Change of self can be brought on in many forms, and when you're in a committed relationship, the change happens (or is supposed to happen) simultaneously. I'm a different person now that I'm married and have kids. It's hard for me to pin-point the exact ways in which I'm different, but I know I've changed. My husband (who used to be laid back and completely care free) has totally changed now that he's a father- he's very protective of his little ducklings and is a very active father- always doing, questioning and caring for them. This is a good thing- although sometimes even though I understand it's a good thing, I get defensive. "I'm the mom, I know what I'm doing." Like when he gets irritated if I fall asleep at night while nursing Ella, or when he reads a parenting baby book cover to cover and suddenly is the expert on feeding and night-time routines. In the moment, I may roll my eyes, I may chuckle, or slightly make fun of him, but in the back of my mind, and later when I'm reflecting on the day's activities, I'm thankful. Thankful that he's there, helping, caring, and doing. Instead if letting me do it all. Because, I'd be a nut without him. (Have you met my two year old? Yes? Good. Then you know what I mean!)

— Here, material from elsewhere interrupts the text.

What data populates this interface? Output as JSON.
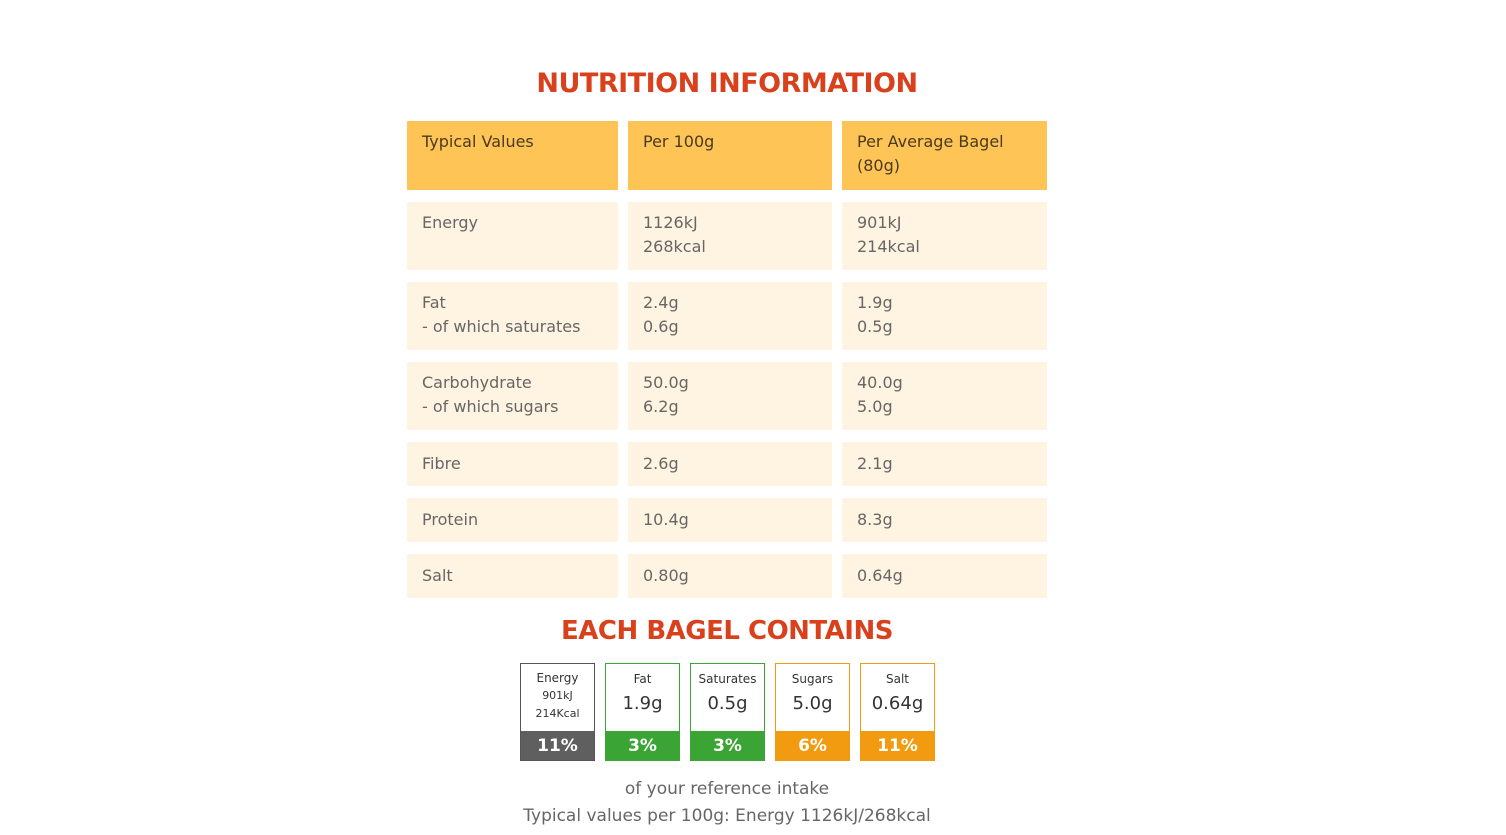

When a person gets married, they date, so they are able to "test the waters" to see what type of spouse the other person would be. What's amazing, is, that if they're planning on having kids, there is no "testing the waters" to see what type of parent that person will turn out to be. So, in a way, they're taking a chance. There is no way to know.
I know I'm not an easy one to live with, but my husband knew this going into it.... I give my husband hell a lot the time for various things, depending on what I've decided to harp on that day, whether it be house chores, organization, or letting Camden wear his "good" shoes to school. His favorite phrase is "It's always something." Yes. It's always something. Because I strive for perfection and I'm very controlling. It's in my blood. I knew all of Joe's quirks going into it... he's a little disorganized at times and usually can't find his shoes or his wallet (the two must-haves for going somewhere...lol) ... but I knew that and that was all fine and dandy with me because he accepts my flaws, and Lord knows I'm pretty flawed when it comes to fussing about any and everything! And yet, as parents, we have changed so much, and have grown to be a really great team. As a father, I have seen Joe transform into this completely amazing person- even more amazing than he was before. Seeing him be a great father is much better than just being a great husband, way more wonderful than that.
It's amazing how the father's roles have changed over the past 50 years. They have slowly, gradually, become more a part of the home, playing a more active role IN the home, and I'd venture to say that Joe and I do most everything 50/50 now that we have two kids. Seriously, the only thing that Joe does NOT do is nurse Ella- and that's because he doesn't have the "tools". All other things, he can handle, sometimes, doing them better than even I do them, and when he does, I have to swallow my pride, let go of the control, and be thankful.